Some days it isn’t one thing. It’s the notification sound and the fridge hum and the group chat and the tag in your shirt and one more person asking one more small thing — until your whole body says no more input, and you can’t explain why you want to cry over a text message.
That’s not oversensitivity. That’s a sensory budget, spent. Every brain has one; some of us — especially autistic, ADHD, or highly sensitive nervous systems — just run closer to the edge of ours. And when the budget is gone, more willpower doesn’t refill it. Less input does.

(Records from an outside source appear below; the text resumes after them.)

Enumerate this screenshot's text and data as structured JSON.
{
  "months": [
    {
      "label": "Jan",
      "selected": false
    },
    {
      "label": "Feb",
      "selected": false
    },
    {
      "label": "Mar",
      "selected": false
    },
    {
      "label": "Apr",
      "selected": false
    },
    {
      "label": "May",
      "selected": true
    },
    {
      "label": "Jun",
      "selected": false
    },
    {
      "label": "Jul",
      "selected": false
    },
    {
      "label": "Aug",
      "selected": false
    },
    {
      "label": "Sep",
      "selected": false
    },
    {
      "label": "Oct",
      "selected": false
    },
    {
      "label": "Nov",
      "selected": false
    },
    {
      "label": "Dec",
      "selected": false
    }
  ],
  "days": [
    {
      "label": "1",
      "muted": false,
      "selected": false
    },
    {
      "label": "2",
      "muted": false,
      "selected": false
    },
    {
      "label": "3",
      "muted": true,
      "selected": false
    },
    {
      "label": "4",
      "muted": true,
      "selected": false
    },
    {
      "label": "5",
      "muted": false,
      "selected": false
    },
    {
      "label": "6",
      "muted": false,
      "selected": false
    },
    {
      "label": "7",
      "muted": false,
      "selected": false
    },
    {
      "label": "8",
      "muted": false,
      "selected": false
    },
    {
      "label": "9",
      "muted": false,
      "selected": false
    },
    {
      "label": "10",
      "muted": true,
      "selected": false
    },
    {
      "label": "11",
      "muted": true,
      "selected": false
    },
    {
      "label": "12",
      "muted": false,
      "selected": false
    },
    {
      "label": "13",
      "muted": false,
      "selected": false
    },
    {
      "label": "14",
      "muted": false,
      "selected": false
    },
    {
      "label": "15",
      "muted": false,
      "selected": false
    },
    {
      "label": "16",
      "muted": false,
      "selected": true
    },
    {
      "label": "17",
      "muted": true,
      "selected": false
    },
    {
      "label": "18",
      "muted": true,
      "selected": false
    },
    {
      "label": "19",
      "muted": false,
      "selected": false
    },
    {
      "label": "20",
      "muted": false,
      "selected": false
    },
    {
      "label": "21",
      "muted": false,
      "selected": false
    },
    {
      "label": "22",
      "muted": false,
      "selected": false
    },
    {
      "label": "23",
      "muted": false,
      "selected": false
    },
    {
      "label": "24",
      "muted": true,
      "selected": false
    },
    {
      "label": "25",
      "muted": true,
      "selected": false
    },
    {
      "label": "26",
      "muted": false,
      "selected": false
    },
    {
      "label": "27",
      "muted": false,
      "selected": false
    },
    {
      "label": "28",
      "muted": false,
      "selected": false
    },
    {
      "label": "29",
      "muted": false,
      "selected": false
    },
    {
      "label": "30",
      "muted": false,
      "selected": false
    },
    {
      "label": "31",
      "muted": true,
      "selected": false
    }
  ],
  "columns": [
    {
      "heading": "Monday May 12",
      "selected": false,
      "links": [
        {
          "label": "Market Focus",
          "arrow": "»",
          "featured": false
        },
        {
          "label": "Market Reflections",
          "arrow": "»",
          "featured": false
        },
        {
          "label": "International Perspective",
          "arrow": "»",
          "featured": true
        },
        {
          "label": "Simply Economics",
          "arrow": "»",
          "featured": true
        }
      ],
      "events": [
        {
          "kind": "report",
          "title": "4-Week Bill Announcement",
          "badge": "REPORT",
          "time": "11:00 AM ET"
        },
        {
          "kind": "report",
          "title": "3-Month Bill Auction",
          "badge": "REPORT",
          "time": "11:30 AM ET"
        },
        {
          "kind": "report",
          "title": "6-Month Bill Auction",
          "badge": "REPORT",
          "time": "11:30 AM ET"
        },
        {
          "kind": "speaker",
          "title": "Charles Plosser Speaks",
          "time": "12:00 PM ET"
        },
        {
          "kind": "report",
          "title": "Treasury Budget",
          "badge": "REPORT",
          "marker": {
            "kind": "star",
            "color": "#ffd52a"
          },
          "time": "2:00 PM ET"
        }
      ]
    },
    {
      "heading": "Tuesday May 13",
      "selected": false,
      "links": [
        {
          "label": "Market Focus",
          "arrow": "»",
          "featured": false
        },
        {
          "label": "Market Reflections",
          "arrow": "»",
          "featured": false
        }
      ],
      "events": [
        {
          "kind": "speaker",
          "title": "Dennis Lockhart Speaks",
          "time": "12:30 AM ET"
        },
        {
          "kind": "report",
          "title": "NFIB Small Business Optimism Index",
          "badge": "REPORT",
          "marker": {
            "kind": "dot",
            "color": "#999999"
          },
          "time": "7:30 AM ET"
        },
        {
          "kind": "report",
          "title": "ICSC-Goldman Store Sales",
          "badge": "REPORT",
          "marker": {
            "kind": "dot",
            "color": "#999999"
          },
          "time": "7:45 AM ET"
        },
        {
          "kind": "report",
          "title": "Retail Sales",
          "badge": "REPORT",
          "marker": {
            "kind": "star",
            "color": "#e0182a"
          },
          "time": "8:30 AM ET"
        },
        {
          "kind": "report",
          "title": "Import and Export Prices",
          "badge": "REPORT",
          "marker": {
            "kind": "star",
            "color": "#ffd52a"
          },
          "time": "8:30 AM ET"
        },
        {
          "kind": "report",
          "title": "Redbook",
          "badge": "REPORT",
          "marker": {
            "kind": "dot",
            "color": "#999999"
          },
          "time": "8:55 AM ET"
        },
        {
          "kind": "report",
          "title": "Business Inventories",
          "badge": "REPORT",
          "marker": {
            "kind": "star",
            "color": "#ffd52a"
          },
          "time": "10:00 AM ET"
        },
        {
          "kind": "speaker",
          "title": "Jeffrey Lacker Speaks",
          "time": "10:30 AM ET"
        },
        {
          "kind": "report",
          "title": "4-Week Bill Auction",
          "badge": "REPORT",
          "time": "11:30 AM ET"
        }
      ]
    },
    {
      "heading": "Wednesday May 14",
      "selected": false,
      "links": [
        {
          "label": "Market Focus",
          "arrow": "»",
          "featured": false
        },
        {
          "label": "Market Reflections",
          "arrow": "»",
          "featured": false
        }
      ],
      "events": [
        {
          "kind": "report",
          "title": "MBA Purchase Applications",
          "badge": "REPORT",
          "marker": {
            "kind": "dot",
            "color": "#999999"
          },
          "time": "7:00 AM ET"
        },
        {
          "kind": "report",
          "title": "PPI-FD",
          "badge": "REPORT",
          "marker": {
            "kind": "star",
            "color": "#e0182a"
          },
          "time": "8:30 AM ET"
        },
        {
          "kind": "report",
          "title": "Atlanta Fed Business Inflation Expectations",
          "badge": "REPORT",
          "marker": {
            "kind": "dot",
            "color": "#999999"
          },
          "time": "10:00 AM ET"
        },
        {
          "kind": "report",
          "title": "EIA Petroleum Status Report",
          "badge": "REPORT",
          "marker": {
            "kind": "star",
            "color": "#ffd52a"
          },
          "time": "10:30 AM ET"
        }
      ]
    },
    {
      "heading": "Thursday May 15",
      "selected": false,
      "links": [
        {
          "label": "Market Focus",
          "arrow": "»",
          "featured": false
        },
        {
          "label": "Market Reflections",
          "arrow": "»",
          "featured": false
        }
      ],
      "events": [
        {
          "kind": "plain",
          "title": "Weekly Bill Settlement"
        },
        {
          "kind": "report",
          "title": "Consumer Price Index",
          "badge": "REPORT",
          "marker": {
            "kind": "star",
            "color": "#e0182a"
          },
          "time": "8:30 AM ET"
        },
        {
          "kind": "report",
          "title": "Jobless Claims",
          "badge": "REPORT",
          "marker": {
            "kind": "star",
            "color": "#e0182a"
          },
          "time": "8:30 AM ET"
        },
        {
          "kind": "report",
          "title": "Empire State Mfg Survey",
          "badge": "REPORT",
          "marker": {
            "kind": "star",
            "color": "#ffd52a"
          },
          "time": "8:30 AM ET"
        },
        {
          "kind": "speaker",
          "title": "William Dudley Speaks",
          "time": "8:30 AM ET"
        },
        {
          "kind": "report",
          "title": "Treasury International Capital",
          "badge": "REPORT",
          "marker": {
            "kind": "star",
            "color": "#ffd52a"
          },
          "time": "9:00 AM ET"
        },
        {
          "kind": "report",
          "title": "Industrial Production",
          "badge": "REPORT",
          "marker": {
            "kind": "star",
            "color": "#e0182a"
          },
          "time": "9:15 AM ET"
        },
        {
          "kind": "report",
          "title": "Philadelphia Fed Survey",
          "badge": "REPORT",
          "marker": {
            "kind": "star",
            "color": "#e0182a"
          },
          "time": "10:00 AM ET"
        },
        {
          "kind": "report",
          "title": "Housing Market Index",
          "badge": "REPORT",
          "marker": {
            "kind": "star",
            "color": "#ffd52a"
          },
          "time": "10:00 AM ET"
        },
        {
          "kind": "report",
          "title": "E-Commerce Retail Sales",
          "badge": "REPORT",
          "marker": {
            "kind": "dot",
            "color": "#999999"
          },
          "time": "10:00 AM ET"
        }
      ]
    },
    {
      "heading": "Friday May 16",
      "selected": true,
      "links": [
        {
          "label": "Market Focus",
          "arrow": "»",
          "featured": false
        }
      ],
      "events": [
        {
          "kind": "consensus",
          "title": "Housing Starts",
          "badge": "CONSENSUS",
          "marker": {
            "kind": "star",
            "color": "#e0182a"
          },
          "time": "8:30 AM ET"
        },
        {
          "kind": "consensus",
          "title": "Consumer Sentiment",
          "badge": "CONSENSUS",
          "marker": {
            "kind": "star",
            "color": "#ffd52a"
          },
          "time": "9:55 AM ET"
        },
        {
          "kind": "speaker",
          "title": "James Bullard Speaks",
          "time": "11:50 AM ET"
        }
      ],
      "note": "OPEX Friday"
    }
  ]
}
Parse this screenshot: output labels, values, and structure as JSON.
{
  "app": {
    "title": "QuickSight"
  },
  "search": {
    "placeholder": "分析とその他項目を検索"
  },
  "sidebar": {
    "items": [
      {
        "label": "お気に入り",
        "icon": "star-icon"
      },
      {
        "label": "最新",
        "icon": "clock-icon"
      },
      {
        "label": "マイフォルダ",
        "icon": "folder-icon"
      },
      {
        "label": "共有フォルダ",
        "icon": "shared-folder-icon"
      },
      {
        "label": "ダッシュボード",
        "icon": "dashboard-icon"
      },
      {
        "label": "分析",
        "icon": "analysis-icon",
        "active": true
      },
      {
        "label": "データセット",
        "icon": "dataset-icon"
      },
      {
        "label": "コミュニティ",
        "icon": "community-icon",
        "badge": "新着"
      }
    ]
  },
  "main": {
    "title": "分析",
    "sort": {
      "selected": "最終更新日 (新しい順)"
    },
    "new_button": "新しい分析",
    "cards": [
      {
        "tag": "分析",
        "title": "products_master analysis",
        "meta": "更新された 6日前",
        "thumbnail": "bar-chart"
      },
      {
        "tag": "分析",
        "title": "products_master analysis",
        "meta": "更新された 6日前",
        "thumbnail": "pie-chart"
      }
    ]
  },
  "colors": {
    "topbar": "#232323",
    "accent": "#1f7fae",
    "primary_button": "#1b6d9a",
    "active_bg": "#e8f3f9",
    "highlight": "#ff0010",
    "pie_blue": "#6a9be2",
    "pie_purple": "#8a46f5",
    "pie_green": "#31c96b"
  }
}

Calm isn’t the absence of feeling. Sometimes it’s just one channel instead of forty.
This is why coloring works when nothing else does — and why we make coloring books for adults without apologizing for it. A detailed page with closed lines gives your eyes one path, your hands one task, your mind one channel. It’s not childish. It’s deliberate, gentle sensory narrowing. The research crowd calls these focused-attention tasks. We call it finally, blessedly, one thing.
It also helps to plan for the budget before it’s gone, not just after. If you know a loud day is coming — a busy office, a family gathering, a crowded commute — building in small recovery gaps around it costs far less than the crash that follows an unbroken stretch of input. You’re not being precious. You’re managing a resource that’s genuinely finite for you.
Try this — the one-channel reset
- Notice the overload as a full bill, not a personal failing: “I’m at capacity.” That reframe alone takes the shame out of it.
- Slow the input — screen face-down, one light off, leave the room if you can. You’re lowering the bill, not fixing your life.
- Soften into one slow hand-task with edges: color a single section, wash three dishes warm and slow, untangle one drawer. Edges matter — your brain needs to see “done.”
Needing the world to be quieter sometimes isn’t a flaw. It’s information. You’re allowed to act on it.